A mídia independente na Ucrânia e nos Bálcãs está entre as mais afetadas , com várias organizações sem fins lucrativos forçadas a complementar seu financiamento com doações de leitores, ajuda de veículos semelhantes e até mesmo apelos por doações corporativas , no caso do  Bihus.info , que perdeu dois terços de seu financiamento no congelamento.

Para Anna Babinets, do Slidstvo, a prioridade imediata é “encontrar uma pequena quantia de dinheiro” para concluir e publicar várias investigações ao vivo.

“Em breve publicaremos uma história importante sobre crimes de guerra cometidos por russos, onde obtivemos provas desses crimes; também temos histórias de corrupção, envolvendo irregularidades de autoridades”, ela disse. “Não posso simplesmente pará-los.”
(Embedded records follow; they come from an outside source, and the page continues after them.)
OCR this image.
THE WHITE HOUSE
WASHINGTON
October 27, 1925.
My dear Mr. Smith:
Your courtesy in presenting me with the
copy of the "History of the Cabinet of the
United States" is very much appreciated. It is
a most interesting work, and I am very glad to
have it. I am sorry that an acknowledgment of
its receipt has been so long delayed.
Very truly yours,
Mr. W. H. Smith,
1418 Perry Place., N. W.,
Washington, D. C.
Babinets disse que sua equipe considerou brevemente mudar para receita de publicidade, mas rejeitou essa opção por considerá-la um possível conflito de interesses futuro.

“Temos algumas economias para talvez alguns meses, temos alguma monetização do nosso conteúdo do YouTube e temos algumas contribuições do nosso público”, acrescentou ela.

Embora alguns veículos de comunicação na África tenham sido duramente atingidos, como o DataCameroon , Beauregard Tromp, organizadora da Conferência Africana de Jornalismo Investigativo (AIJC), declarou-se confiante de que o setor no continente, em geral, não apenas resistiria à tempestade, mas continuaria a produzir investigações excepcionais que rivalizam com a qualidade de projetos bem financiados no Ocidente.

Tromp revelou que subsídios em andamento da USAID totalizando US$ 28 milhões para a promoção do jornalismo investigativo no sul, leste e oeste da África, respectivamente, foram congelados. Ele observou que outro aspecto decepcionante dos cortes da USAID foi que seus processos de avaliação de subsídios na África melhoraram recentemente e se tornaram mais responsivos às necessidades locais.

“É uma vergonha terrível o que aconteceu”, ele diz. “Mas uma coisa boa sobre a mídia africana é que tivemos que sobreviver sob condições excepcionalmente difíceis no passado, e estamos acostumados a lutar.”

Há muitas outras fontes potenciais de fundos para a mídia independente, de indivíduos de alto patrimônio líquido a fundações beneficentes e instituições multilaterais. De fato, um relatório recente do Reuters Institute for the Study of Journalism sobre 32 veículos de mídia independentes em 16 países latino-americanos — um dos ambientes de financiamento menos diversos — descobriu que 70 doadores institucionais separados apoiaram esses veículos. O relatório enfatizou a necessidade urgente de maior diversificação das fontes de financiamento.

O relatório do Reuters Institute de 2024 ‘Safeguarding Independent Journalism in Latin America’ observou dados do Projeto Oasis, que descobriram que os canais digitais comerciais na América Latina dependem principalmente de publicidade, enquanto a mídia independente sem fins lucrativos depende fortemente de subsídios. Imagem: Graphic, Reuters Institute

Ainda assim, Drew Sullivan, do OCCRP, destacou a importância do financiamento da USAID para a rede de sua organização em sua postagem: “Esse dinheiro não apenas financiou jornalismo colaborativo inovador e premiado, mas também treinou jovens repórteres investigativos para expor irregularidades. É dinheiro que manteve jornalistas seguros de ataques físicos e digitais e apoiou aqueles no exílio que continuaram a reportar sobre bandidos e ditadores em seus países de origem.”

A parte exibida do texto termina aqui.